Ao mesmo tempo, do ponto de vista cultural e comportamental, Trump não dará trégua à guerra que também é empreendida por outros líderes populistas de direita ao redor do mundo. Sua cartilha inclui a reafirmação de uma América WASP —branca (white), anglo saxã e protestante. Alguém pode contra-argumentar e perguntar por que um latino católico votou em Trump? Fatores econômicos, como a inflação acumulada no começo do governo Biden, sem dúvida estão entre eles. Porém, parafraseando James Carville, marqueteiro do democrata Bill Clinton em 1992, “ainda é a identidade, estúpido”.
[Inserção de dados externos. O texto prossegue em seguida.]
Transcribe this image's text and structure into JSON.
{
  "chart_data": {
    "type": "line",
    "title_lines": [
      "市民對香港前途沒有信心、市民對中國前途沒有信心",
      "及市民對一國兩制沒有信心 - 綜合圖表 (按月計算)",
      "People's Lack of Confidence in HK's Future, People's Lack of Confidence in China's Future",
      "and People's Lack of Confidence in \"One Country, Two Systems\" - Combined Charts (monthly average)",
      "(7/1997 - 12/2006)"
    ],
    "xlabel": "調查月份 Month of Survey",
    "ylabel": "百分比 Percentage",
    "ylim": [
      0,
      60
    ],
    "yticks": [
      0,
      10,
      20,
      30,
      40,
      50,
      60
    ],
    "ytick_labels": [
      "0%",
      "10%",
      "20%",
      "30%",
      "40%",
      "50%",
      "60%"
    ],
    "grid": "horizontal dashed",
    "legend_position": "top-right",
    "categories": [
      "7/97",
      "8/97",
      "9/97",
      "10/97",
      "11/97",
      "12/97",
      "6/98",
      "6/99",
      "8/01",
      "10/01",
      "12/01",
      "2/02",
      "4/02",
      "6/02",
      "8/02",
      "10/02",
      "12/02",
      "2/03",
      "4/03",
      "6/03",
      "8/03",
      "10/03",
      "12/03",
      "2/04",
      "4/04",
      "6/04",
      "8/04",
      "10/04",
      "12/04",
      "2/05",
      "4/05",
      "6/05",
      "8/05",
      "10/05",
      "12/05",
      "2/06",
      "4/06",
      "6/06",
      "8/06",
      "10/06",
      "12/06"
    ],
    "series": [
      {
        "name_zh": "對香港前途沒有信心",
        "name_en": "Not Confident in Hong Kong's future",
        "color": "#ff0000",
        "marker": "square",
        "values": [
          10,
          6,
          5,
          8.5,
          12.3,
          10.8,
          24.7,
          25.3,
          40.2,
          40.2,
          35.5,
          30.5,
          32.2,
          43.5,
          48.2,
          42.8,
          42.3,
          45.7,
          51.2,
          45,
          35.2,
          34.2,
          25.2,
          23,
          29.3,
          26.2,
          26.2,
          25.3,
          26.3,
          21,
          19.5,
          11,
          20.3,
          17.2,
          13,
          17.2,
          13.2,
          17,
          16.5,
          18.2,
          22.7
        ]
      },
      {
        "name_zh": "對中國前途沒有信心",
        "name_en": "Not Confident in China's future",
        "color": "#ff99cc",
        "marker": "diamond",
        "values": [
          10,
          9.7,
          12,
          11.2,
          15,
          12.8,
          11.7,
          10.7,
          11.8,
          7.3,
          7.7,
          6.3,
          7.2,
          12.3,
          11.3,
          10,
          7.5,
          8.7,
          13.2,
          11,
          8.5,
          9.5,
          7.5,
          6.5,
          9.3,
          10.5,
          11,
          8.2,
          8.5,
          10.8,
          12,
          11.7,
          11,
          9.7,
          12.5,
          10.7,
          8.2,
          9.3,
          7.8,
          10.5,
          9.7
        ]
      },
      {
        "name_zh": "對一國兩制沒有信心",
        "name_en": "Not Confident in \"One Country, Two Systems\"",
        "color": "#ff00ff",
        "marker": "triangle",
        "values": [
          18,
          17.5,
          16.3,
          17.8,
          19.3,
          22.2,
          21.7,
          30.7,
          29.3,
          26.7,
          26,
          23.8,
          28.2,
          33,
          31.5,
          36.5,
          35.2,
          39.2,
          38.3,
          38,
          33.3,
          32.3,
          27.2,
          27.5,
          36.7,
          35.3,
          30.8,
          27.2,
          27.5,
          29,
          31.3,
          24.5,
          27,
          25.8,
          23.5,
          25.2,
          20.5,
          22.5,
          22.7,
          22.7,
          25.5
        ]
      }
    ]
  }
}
Acima de tudo, o núcleo duro do trumpismo é um identitarismo de direita, cujo cerne é reagir à noção de uma América pós-racial e, por isso, menos centrada na branquitude. Eleitores que integram grupos minoritários parecem ter feito uma escolha pouco sábia, pois guiaram-se com a promessa de Trump de prosperidade econômica fácil, ainda que Biden tenha levado os Estados Unidos a uma situação de quase pleno emprego. Porém, conforme citado acima, com a inflação acumulada ainda que hoje os índices estejam em viés de baixa, a maioria dos que compareceram às urnas não votaram na chapa republicana por achá-la melhor que a dupla democrata Kamala Harris e Tim Walz, mas porque queriam punir Biden.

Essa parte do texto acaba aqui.